UCF, through one of its Direct Support Organizations, will pay the mortgage, without interest, to the county quarterly once it starts receiving rent payments from the building’s tenants, for 30 years.

Orange County will then distribute the money among the funding parties, 43 percent of which will go to the county, 35 percent to the City of Orlando and the rest to Tavistock.

German is planning to fill the building with clinicians and scientists in the next two years. Its name is now official: UCF Lake Nona Cancer Center.

“When I came to UCF, everyone said UCF: it stands for U Can’t Finish and Under Construction Forever. And I didn’t really like either one of those, so I decided that for me personally, UCF is going to stand for U Can’t Fail,” she said.

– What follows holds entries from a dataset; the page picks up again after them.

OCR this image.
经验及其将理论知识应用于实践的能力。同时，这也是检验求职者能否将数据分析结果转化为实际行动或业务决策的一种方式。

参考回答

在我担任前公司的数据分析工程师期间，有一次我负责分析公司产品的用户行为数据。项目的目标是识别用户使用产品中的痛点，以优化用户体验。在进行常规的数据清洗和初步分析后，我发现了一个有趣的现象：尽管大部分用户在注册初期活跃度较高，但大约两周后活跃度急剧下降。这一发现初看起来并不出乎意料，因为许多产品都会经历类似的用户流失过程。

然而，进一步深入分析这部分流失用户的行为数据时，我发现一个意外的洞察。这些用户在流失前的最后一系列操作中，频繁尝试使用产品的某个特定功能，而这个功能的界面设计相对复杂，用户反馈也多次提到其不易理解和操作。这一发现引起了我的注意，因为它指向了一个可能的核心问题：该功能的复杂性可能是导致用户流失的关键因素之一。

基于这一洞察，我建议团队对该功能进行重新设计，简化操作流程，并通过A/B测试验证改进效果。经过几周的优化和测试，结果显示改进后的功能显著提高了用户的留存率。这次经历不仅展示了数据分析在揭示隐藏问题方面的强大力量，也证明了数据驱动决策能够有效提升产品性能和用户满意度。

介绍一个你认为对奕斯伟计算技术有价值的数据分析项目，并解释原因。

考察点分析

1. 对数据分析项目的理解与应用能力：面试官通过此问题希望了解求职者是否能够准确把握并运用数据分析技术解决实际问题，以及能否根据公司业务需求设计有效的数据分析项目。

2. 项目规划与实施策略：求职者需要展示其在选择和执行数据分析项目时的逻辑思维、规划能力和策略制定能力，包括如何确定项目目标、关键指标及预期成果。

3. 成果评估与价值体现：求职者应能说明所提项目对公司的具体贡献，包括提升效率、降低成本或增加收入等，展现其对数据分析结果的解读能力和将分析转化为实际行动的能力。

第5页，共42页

The university wants to turn the facility into a cancer research and treatment facility with several private partners, including HCA’s Sarah Cannon cancer institute and Provision Healthcare, which specializes in proton therapy.

“And there are other partners but they still don’t want to be named yet,” said German, as she walked the hallways of the building.

Dr. Annette Khaled, a professor and the head of the cancer division at UCF Burnett School of Biomedical Sciences, may be among the first occupants of the building,

“It’s a beautiful design of lab space. It really allows us not just to be in our individual world, but the opposite,” said Khaled, standing on the third floor of the building, where faculty offices sit across from their glass-shielded labs. “Students will be here. Labs will be here. And on the floors below, you’ll have patients and doctors and you have space to meet them. It’s super significant.”

But before all that, German is planning to bring the building back life. She’s hosting a Christmas party there.

“Wouldn’t you? Since the building is completely empty, I don’t want the building to feel lonely like it’s abandoned. [The building] comes with holiday decorations, so let’s start right away,” she said.